O ministro faz um balanço positivo da cimeira até agora, realçando os acordos sobre redução do metano, a eliminação do carvão (apesar da ausência dos EUA) e o fim da desflorestação até 2030. Quanto a estes últimos dias de negociações – historicamente os mais difíceis e conflituosos das cimeiras do clima –, mostra-se otimista. “Há boas condições para podermos encerrar todos os dossiês. Não existe nenhuma parte estática. Todas as Partes estão a mover-se. O artigo 6º [sobre o mercado de carbono, tema que tem sido apontado como o mais complexo] tem progressos significativos. É possível chegar a um acordo equilibrado durante estes três dias que faltam.”
O fim do carvão “não vai passar sem luta”
O ministro do Ambiente e da Ação Climática falou ainda das pontas soltas no tema do financiamento, garantindo que tudo se encaminha para que os países atinjam o consenso e sublinhando os 27 mil milhões de dólares que a União Europeia prometeu para o fundo de apoio aos países mais pobres. Mas frisou: “Insisto que metade vá para a adaptação. Os países a quem o dinheiro vai ser doado são países em desenvolvimento, onde a questão da redução de emissões não é a mais relevante. O mais relevante é a adaptação, para terem condições para sofrer menos com as condições das alterações climáticas, problema para o qual pouco contribuíram.”
Matos Fernandes comentou também o rascunho da decisão da COP26, tornado público esta manhã, destacando o facto de, pela primeira vez, ser referido o fim progressivo do carvão e dos subsídios aos combustíveis fósseis. Admite, contudo, que este ponto não está escrito na pedra e que vai contar com oposição cerrada. “Não vai passar sem luta, estou seguro disso, e não estou sequer seguro de que vai passar. Mas nunca tinha sequer aparecido num momento destes tal conjunto de objetivos. Tudo faremos para que tudo se mantenha. Vai dar discussão? Avanços e recuos? Não tenho dúvidas. A Arábia Saudita é a parte que menos se tem movimentado e não deixará de se pronunciar aqui.”
A rua não dá propostas concretas
João Pedro Matos Fernandes deixou para o fim um aviso aos movimentos de ativistas que têm estado na rua a exigir uma revolução que garanta um corte drástico e imediato das emissões. “É importante que a liderança não esteja na rua, mas sim dentro destas salas. Só com Estados democráticos e instituições fortes podemos assegurar a liderança, e só dessa forma vai haver justiça nesta transição.”
O ministro diz compreender “aqueles que querem que andemos mais depressa, nomeadamente os jovens”, acrescentando, porém, que não esses movimentos não propõem alternativas realistas. “Não lhes negamos a razão e não temos dúvidas de quão genuíno é o seu desejo, mas para podermos ter uma transição justa, este processo tem de ser liderado pelos governos, pelos Estados, para não se esboroar e criar injustiças.”

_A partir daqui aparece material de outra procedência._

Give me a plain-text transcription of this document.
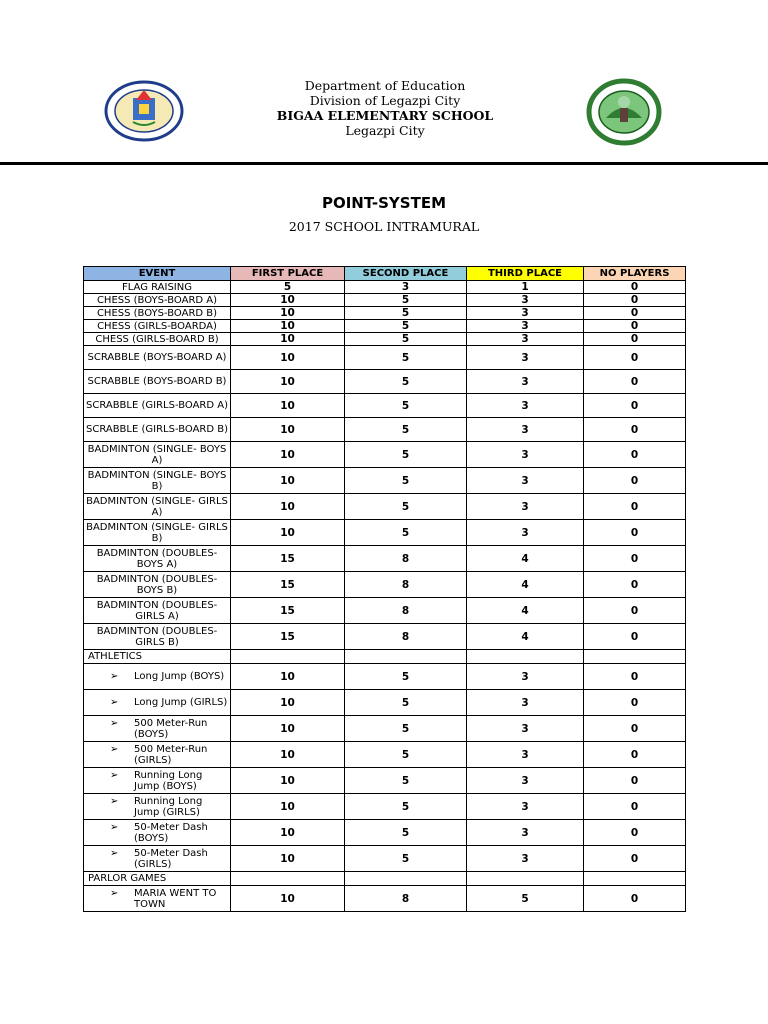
Department of Education
Division of Legazpi City
BIGAA ELEMENTARY SCHOOL
Legazpi City
POINT-SYSTEM
2017 SCHOOL INTRAMURAL
EVENT	FIRST PLACE	SECOND PLACE	THIRD PLACE	NO PLAYERS
FLAG RAISING	5	3	1	0
CHESS (BOYS-BOARD A)	10	5	3	0
CHESS (BOYS-BOARD B)	10	5	3	0
CHESS (GIRLS-BOARDA)	10	5	3	0
CHESS (GIRLS-BOARD B)	10	5	3	0
SCRABBLE (BOYS-BOARD A)	10	5	3	0
SCRABBLE (BOYS-BOARD B)	10	5	3	0
SCRABBLE (GIRLS-BOARD A)	10	5	3	0
SCRABBLE (GIRLS-BOARD B)	10	5	3	0
BADMINTON (SINGLE- BOYS A)	10	5	3	0
BADMINTON (SINGLE- BOYS B)	10	5	3	0
BADMINTON (SINGLE- GIRLS A)	10	5	3	0
BADMINTON (SINGLE- GIRLS B)	10	5	3	0
BADMINTON (DOUBLES- BOYS A)	15	8	4	0
BADMINTON (DOUBLES- BOYS B)	15	8	4	0
BADMINTON (DOUBLES- GIRLS A)	15	8	4	0
BADMINTON (DOUBLES- GIRLS B)	15	8	4	0
ATHLETICS				
➢ Long Jump (BOYS)	10	5	3	0
➢ Long Jump (GIRLS)	10	5	3	0
➢ 500 Meter-Run (BOYS)	10	5	3	0
➢ 500 Meter-Run (GIRLS)	10	5	3	0
➢ Running Long Jump (BOYS)	10	5	3	0
➢ Running Long Jump (GIRLS)	10	5	3	0
➢ 50-Meter Dash (BOYS)	10	5	3	0
➢ 50-Meter Dash (GIRLS)	10	5	3	0
PARLOR GAMES				
➢ MARIA WENT TO TOWN	10	8	5	0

Estes movimentos, continua, Matos Fernandes, “são importantes para a consciencialização das pessoas para as alterações climáticas”. “Mas não me conformo com uma liderança que esteja na rua. Têm de ser as democracias liberais a construir um novo modelo que crie riqueza, bem-estar e empregos, mas que acabe ao mesmo tempo com os combustíveis fósseis. Não conheço nenhuma outra proposta com objetivos concretos e que garanta que todo o mundo se empenha e não deixa ninguém para trás.”